Nürburgring

Neuer Asphalt für die Nordschleife

Mit dem Einbau der Asphaltdeckschicht sind Ende Februar die Bauarbeiten an der legendären Nordschleife erfolgreich zu Ende gegangen.

Inhaltsverzeichnis

Von November bis Februar wurde die über 90 Jahre alte Rennstrecke in 5 Abschnitten und auf einer Gesamtlänge von fast 3 km von Grund auf erneuert. Gearbeitet wurde in den Streckenabschnitten Flugplatz/Schwedenkreuz, Kallenhard, Wehrseifen, Ex-Mühle und Hohe Acht.
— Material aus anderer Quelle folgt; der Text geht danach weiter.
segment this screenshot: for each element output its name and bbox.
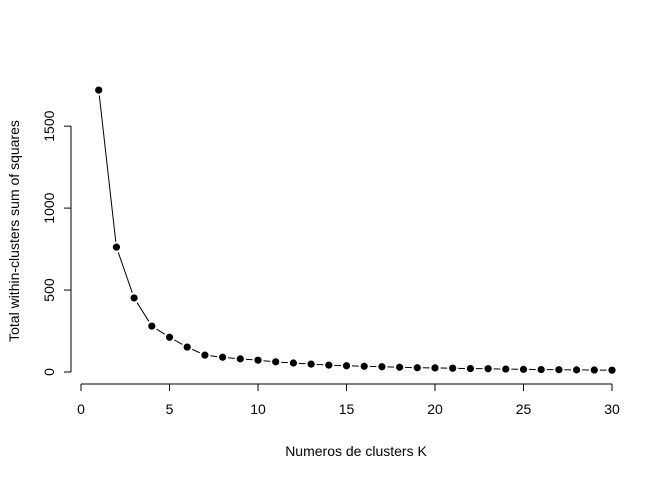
x-tick-label: 10 <box>250 401 266 417</box>
data-point <box>573 366 581 374</box>
series-segment <box>156 328 166 335</box>
x-axis-title: Numeros de clusters K <box>285 443 427 459</box>
data-point <box>449 364 457 372</box>
data-point <box>289 359 297 367</box>
data-point <box>413 364 421 372</box>
data-point <box>325 361 333 369</box>
y-tick-label: 1500 <box>41 110 57 141</box>
data-point <box>466 364 474 373</box>
data-point <box>608 366 616 374</box>
data-point <box>201 351 209 359</box>
series-segment <box>136 302 150 322</box>
data-point <box>431 364 439 372</box>
series-points <box>95 86 616 374</box>
series-segment <box>174 339 183 345</box>
data-point <box>396 363 404 371</box>
y-tick-label: 0 <box>41 368 57 376</box>
y-axis: 0 500 1000 1500 <box>41 110 72 376</box>
series-segment <box>228 357 235 359</box>
data-point <box>183 343 191 351</box>
data-point <box>236 355 244 363</box>
x-tick-label: 5 <box>166 401 174 417</box>
series-segment <box>98 95 117 242</box>
x-tick-label: 30 <box>604 401 620 417</box>
x-axis: 0 5 10 15 20 25 30 <box>77 383 620 417</box>
data-point <box>219 353 227 361</box>
data-point <box>537 365 545 374</box>
data-point <box>502 365 510 373</box>
data-point <box>555 366 563 374</box>
series-segment <box>117 252 133 293</box>
x-tick-label: 15 <box>339 401 355 417</box>
data-point <box>112 243 120 251</box>
y-tick-label: 500 <box>41 278 57 302</box>
data-point <box>148 322 156 330</box>
series-segment <box>192 348 201 354</box>
data-point <box>254 356 262 364</box>
data-point <box>95 86 103 94</box>
x-tick-label: 20 <box>427 401 443 417</box>
data-point <box>165 333 174 341</box>
data-point <box>519 365 528 373</box>
data-point <box>130 294 138 302</box>
x-tick-label: 0 <box>77 401 85 417</box>
y-tick-label: 1000 <box>41 192 57 223</box>
data-point <box>378 363 386 371</box>
y-axis-title: Total within-clusters sum of squares <box>6 120 22 342</box>
x-tick-label: 25 <box>516 401 532 417</box>
data-point <box>360 362 368 370</box>
data-point <box>590 366 598 374</box>
series-segment <box>263 360 271 362</box>
data-point <box>342 362 351 370</box>
data-point <box>307 360 315 368</box>
series-line <box>98 95 607 371</box>
data-point <box>272 358 280 366</box>
data-point <box>484 365 492 373</box>
series-segment <box>210 355 218 358</box>
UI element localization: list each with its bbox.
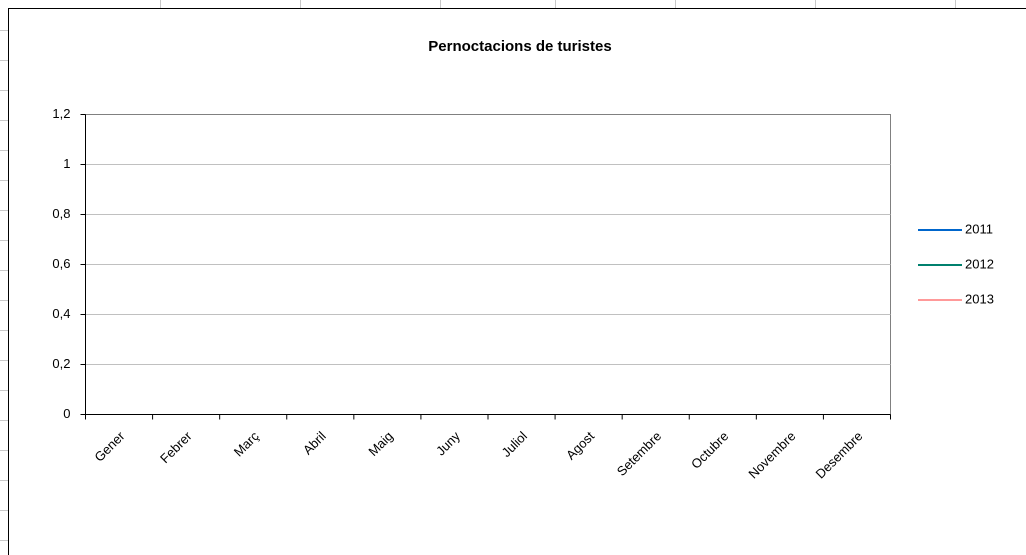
chart-title: Pernoctacions de turistes: [428, 38, 611, 55]
y-tick-label: 1,2: [52, 106, 70, 121]
sheet-grid: [0, 0, 956, 541]
y-tick-label: 0,8: [52, 206, 70, 221]
y-tick-label: 0,6: [52, 256, 70, 271]
y-tick-label: 0,2: [52, 356, 70, 371]
legend-label: 2012: [965, 256, 994, 271]
y-tick-label: 0: [63, 406, 70, 421]
y-tick-label: 1: [63, 156, 70, 171]
legend-label: 2011: [965, 221, 993, 236]
y-tick-label: 0,4: [52, 306, 70, 321]
legend-label: 2013: [965, 291, 994, 306]
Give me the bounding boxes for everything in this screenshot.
Darüber hinaus wurden 900 m zusätzlicher FIA-Fangzaun in den Streckenabschnitten Hatzenbach und Kesselchen errichtet, der den Schutz der Aktiven weiter erhöht. Die nun abgeschlossene Baumaßnahme ist die Umfangreichste an der Nordschleife seit über 40 Jahren. Rund 4 Mio. Euro hat der Nürburgring dafür investiert. Mit dem Abschluss der Bauarbeiten kann die Saison am Nürburgring pünktlich starten.

Die Einbaubedingungen

„Trotz des zwischenzeitlichen Wintereinbruchs konnten wir planmäßig fertig werden“, erklärt der Projektleiter des Nürburgrings, Alexander Schnobel. Seit 2002 ist der Ingenieur an der Rennstrecke tätig und dementsprechend Nordschleifen-erfahren. Gemeinsam mit dem Planungsbüro Porz & Partner hatte er von Anfang an einen zeitlichen Puffer eingebaut. Dennoch sei „das Wetter immer auch ein nicht zu beeinflussender Faktor“, wie Ingenieur Stephan Porz ergänzt. Da die äußeren Umstände am Ende doch noch mitspielten und das Zusammenspiel der beteiligten Baufirmen Schnorpfeil und Wurzel von Anfang an gut funktionierte, konnte nun bei frühlingshaften Temperaturen die letzte Schicht Asphalt aufgetragen werden. Vier Monate wurde in der Grünen Hölle gearbeitet, um rechtzeitig zum Saisonstart fertig zu werden.

Ein besondere Asphaltrezeptur

Neben der einzigartigen Charakteristik der Nordschleife, die durch die Arbeiten erhalten blieb, galt ein weiteres Augenmerk den speziellen Eigenschaften des Asphalts selbst. Dieser muss nicht nur besonders hohen Qualitätsansprüchen einer Rennstrecke genügen, sondern bei seiner eigens für die Nordschleife entwickelten Rezeptur weitere Eigenschaften erfüllen. „Wir haben einen Asphalt, der sich nicht nur bei niedrigen Temperaturen einbauen lässt, sondern auch für den Einsatz auf unserer über 20 km langen Rennstrecke abgestimmt ist“, erläutert Alexander Schnobel. Das bedeutet in der Praxis: Der neue Asphalt bietet einen mittleren Grip, der dem Gripniveau der gesamten Nordschleife angepasst ist. So müssen sich die Piloten nicht auf einer Runde ständig auf neue Begebenheiten einstellen. „Der heutige Asphalt ist das Resultat einer jahrelangen Entwicklung und auch auf der Basis von Gesprächen mit Fahrern und Verantwortlichen entstanden“, erläutert Schnobel.